The beauties are his of the sweet-blushing morning,
The dew-spangled field, and the lark's matin-song:
And his are the charms the full forest adorning,
When sport the noon-breezes its branches among:
And his, sweeter yet, is the twilight of even,
When melts the soft ray from the far-flashing floods,
And fancy descends from the westerly heaven,
To talk with the spirit that sings in the woods.
In some hermit vale had kind destiny placed me,
'Mid the silence of nature all lonely and drear,
Oh, ne'er from its covert ambition had chaced me,
To join the vain crowd in its phrensied career!
In the haunts of the forest my fancy is dwelling,
In the mystical glade, by the lone river's shore,
Though wandering afar where the night-breeze is swelling,
And waters unbounded tumultuously roar.

98

I hail thee, dark ocean, in beauty tremendous!
I love the hoarse dash of thy far-sounding waves!
But he feels most truly thy grandeur stupendous,
Who in solitude sits mid thy surf-beaten caves.
From thy cliffs and thy caverns, majestic and hoary,
Be mine to look forth on thy boundless array;
Alone to look forth on thy vast-rolling glory,
And hear the deep lessons thy thunders convey.

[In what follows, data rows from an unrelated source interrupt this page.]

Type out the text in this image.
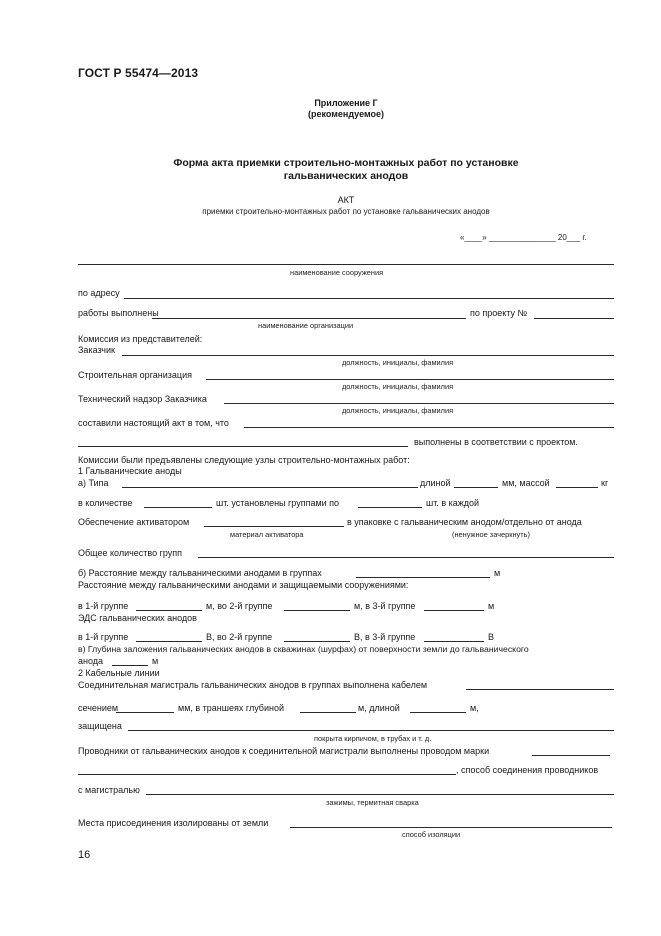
ГОСТ Р 55474—2013
Приложение Г
(рекомендуемое)
Форма акта приемки строительно-монтажных работ по установке
гальванических анодов
АКТ
приемки строительно-монтажных работ по установке гальванических анодов
«____» _______________ 20___ г.
наименование сооружения
по адресу
работы выполнены	по проекту №
наименование организации
Комиссия из представителей:
Заказчик
должность, инициалы, фамилия
Строительная организация
должность, инициалы, фамилия
Технический надзор Заказчика
должность, инициалы, фамилия
составили настоящий акт в том, что
выполнены в соответствии с проектом.
Комиссии были предъявлены следующие узлы строительно-монтажных работ:
1 Гальванические аноды
а) Типа	длиной	мм, массой	кг
в количестве	шт. установлены группами по	шт. в каждой
Обеспечение активатором	в упаковке с гальваническим анодом/отдельно от анода
материал активатора	(ненужное зачеркнуть)
Общее количество групп
б) Расстояние между гальваническими анодами в группах	м
Расстояние между гальваническими анодами и защищаемыми сооружениями:
в 1-й группе	м, во 2-й группе	м, в 3-й группе	м
ЭДС гальванических анодов
в 1-й группе	В, во 2-й группе	В, в 3-й группе	В
в) Глубина заложения гальванических анодов в скважинах (шурфах) от поверхности земли до гальванического
анода	м
2 Кабельные линии
Соединительная магистраль гальванических анодов в группах выполнена кабелем
сечением	мм, в траншеях глубиной	м, длиной	м,
защищена
покрыта кирпичом, в трубах и т. д.
Проводники от гальванических анодов к соединительной магистрали выполнены проводом марки
, способ соединения проводников
с магистралью
зажимы, термитная сварка
Места присоединения изолированы от земли
способ изоляции
16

But hope softly whispers, on moon-beams descending:—
Despond not, oh mortal! thy sorrows are vain:
The heart, which misfortune and absence are rending,
Love, friendship, and home, shall enrapture again.
Though the night-billows rave to the tempest's commotion,
In the mild breath of morning their fury shall cease;
And the vessel, long tossed on the storm-troubled ocean,
Shall furl her torn sails in the harbour of peace.